The use of technology by older people has grown during coronavirus restrictions, according to a survey of more than 1,350 people.
The survey conducted by the Global Centre for Modern Ageing between March 27–April 14 found that one in five older Australians used a new technology for the first time during the pandemic and almost one in three increased their social media use.
“Social distancing has forced older Australians to search for the means to stay connected to those they love and fill their time with new hobbies,” the report says.
“For many this has meant embracing technology in new and different ways as they seek to retain relationships and stay engaged.”
It says this suggests that older Australians will respond to innovative technological solutions that help them stay connected.
Older people coping well
It also found 80 per cent of those surveyed were able to cite examples of support they have received from other people, and indicated that older people were coping surprising well during the pandemic.
Despite being in the highest risk group for coronavirus, people aged 60 and over were less concerned about the impacts of the pandemic than younger people.
Less than half the older group (46 per cent) were concerned about COVID-19 compared the 52 per cent of the under-60s.

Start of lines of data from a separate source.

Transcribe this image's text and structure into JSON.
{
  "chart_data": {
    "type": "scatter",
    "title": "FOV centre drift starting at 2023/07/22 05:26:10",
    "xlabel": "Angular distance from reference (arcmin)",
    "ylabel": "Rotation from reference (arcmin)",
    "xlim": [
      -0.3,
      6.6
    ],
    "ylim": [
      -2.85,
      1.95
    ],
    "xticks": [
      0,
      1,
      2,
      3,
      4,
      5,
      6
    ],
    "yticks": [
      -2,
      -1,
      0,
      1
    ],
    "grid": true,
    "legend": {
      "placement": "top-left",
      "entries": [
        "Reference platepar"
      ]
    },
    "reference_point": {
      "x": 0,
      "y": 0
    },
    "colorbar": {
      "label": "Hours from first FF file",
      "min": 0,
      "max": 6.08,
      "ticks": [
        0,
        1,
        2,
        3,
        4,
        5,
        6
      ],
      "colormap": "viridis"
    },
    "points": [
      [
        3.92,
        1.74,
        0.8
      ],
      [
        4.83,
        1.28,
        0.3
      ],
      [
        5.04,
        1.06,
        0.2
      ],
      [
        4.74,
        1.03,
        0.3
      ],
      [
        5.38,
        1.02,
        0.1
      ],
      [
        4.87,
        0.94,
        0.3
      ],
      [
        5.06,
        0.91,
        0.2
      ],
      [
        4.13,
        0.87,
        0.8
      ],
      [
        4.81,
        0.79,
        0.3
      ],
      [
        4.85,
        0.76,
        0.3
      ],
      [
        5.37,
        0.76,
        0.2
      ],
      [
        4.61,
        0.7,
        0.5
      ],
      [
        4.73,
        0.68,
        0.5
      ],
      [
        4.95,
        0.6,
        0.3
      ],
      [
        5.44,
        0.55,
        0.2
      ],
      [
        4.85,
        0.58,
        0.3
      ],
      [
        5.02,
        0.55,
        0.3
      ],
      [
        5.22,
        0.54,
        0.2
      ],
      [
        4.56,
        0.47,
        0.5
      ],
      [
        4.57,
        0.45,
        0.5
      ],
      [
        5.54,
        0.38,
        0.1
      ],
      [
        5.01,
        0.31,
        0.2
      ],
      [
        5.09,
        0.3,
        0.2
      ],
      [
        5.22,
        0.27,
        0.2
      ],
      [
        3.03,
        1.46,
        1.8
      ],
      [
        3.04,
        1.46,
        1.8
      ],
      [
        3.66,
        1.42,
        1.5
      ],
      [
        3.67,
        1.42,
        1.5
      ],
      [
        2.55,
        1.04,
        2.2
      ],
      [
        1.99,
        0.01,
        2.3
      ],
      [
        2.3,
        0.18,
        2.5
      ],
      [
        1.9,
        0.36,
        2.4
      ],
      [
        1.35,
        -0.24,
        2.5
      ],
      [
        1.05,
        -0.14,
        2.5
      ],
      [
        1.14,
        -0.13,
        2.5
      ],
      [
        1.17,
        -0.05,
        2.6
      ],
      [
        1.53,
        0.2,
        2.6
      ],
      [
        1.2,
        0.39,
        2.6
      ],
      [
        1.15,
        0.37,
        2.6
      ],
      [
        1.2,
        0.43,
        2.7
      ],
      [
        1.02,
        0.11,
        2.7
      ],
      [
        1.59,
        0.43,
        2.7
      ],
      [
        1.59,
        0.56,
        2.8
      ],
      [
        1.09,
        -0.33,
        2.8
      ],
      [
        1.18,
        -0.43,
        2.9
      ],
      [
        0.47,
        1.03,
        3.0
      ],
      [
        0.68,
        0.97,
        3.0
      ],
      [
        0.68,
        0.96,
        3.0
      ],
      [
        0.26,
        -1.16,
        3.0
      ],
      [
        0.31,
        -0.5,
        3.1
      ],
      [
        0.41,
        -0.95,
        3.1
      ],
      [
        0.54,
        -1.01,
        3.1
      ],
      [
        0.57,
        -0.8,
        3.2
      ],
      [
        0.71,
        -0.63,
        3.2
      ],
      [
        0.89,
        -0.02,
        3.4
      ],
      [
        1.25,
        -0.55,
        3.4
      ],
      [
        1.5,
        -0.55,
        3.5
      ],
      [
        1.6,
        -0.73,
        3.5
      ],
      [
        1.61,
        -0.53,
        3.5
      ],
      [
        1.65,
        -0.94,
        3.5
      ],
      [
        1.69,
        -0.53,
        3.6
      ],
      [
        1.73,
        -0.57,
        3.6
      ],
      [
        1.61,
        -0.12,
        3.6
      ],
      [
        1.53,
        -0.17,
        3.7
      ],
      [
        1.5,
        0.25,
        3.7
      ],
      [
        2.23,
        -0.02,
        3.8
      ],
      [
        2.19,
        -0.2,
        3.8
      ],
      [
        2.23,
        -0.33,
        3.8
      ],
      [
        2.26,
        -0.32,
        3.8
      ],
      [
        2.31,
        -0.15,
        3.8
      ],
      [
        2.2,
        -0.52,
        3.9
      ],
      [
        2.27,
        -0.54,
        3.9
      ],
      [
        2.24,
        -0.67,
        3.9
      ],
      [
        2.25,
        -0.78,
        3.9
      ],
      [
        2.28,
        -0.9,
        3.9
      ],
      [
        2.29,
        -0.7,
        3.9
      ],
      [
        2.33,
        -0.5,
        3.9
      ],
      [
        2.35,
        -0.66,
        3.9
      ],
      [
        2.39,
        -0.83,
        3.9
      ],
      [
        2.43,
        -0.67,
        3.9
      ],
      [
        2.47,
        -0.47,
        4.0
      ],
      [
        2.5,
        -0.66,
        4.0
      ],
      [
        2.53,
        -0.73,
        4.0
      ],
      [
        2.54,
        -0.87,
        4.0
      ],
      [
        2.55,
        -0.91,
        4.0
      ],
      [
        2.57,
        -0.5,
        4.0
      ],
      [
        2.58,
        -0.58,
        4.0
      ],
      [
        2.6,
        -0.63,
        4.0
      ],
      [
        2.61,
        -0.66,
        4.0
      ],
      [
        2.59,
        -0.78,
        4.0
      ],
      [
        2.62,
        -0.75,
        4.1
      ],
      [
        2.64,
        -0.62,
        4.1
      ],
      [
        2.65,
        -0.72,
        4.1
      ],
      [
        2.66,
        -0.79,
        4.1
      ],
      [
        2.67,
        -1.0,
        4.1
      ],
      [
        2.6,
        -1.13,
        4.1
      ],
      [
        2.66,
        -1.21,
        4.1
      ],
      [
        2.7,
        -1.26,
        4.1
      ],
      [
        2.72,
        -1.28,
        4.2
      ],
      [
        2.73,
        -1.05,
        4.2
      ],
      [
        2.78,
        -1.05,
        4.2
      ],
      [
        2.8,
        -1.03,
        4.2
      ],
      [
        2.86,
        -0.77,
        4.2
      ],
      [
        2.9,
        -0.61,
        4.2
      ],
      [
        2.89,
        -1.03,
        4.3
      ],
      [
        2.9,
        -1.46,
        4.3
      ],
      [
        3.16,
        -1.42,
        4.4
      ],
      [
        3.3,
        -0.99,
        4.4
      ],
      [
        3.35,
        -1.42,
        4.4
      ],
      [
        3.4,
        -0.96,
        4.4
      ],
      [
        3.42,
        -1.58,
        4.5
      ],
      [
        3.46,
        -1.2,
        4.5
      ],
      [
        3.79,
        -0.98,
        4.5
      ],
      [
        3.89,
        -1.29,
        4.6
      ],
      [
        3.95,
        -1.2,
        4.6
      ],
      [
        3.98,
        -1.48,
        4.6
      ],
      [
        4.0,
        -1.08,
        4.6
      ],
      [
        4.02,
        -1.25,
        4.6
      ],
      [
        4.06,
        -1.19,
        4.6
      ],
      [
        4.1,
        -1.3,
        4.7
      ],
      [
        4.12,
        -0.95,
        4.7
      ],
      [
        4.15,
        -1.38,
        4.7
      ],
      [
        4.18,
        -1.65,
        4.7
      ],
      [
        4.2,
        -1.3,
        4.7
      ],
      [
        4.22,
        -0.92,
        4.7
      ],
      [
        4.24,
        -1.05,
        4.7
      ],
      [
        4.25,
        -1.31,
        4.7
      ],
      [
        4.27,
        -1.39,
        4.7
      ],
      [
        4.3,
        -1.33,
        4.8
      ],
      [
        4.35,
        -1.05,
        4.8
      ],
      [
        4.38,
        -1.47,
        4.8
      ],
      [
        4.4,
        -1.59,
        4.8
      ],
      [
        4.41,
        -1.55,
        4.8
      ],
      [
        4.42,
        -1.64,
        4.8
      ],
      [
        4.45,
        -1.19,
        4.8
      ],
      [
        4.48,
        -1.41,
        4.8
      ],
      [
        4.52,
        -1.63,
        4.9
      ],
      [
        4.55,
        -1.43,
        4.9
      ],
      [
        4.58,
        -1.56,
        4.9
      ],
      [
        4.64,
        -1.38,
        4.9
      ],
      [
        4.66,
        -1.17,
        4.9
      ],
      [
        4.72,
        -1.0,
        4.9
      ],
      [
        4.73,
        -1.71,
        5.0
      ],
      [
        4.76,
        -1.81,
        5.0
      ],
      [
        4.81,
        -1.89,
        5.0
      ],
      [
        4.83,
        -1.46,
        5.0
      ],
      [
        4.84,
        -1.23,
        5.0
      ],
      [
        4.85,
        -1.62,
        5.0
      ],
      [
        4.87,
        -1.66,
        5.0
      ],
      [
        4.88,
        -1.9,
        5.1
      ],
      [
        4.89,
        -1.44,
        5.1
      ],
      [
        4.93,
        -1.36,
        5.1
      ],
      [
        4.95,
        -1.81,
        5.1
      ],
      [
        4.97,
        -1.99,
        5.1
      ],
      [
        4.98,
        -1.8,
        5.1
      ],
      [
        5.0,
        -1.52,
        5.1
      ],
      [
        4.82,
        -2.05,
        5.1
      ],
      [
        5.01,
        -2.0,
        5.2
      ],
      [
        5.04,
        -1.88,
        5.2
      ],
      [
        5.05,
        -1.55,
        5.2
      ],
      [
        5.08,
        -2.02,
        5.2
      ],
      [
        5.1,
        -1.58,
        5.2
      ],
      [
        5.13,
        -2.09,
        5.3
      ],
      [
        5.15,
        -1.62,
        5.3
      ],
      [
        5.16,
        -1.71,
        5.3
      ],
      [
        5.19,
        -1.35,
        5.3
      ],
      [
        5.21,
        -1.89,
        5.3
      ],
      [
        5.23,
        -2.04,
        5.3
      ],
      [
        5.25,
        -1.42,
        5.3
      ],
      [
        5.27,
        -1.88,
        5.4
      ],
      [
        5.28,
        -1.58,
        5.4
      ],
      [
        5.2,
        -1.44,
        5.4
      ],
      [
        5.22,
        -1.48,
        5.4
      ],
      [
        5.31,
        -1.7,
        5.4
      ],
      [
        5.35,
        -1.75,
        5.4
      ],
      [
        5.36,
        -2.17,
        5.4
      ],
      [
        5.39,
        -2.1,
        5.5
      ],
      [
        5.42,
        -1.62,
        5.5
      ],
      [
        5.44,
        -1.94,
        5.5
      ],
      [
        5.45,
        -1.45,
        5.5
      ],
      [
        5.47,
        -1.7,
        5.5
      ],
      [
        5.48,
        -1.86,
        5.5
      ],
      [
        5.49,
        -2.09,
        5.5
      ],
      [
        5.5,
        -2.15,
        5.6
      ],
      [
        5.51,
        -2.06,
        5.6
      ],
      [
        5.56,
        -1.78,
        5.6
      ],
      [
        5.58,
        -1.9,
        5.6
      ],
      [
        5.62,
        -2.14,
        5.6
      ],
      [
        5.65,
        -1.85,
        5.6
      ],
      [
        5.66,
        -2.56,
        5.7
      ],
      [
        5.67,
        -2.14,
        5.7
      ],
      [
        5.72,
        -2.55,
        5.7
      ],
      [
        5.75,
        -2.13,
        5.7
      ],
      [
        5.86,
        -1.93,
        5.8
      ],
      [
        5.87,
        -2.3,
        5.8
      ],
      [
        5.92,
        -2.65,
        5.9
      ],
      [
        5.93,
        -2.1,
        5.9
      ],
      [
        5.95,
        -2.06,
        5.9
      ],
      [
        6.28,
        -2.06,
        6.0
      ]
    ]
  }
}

And although they faced social challenges, such as missing time with family and grandchildren, older people were able to see a positive side to the lockdown, including improved community spirit and an opportunity to focus on the important things in life.
“Interestingly, introspection was commonly cited as a positive,” GCMA CEO Julianne Parkinson said. “Older Australians reported there is an increased appreciation for what we have and that more people have been evaluating what is important.”
The survey is part of a bigger multi-phase study with a final report set to be released later this year.
The GCMA provides advocacy, market development, partnerships and research to design and bring to market products and services that support wellbeing and independence in older people.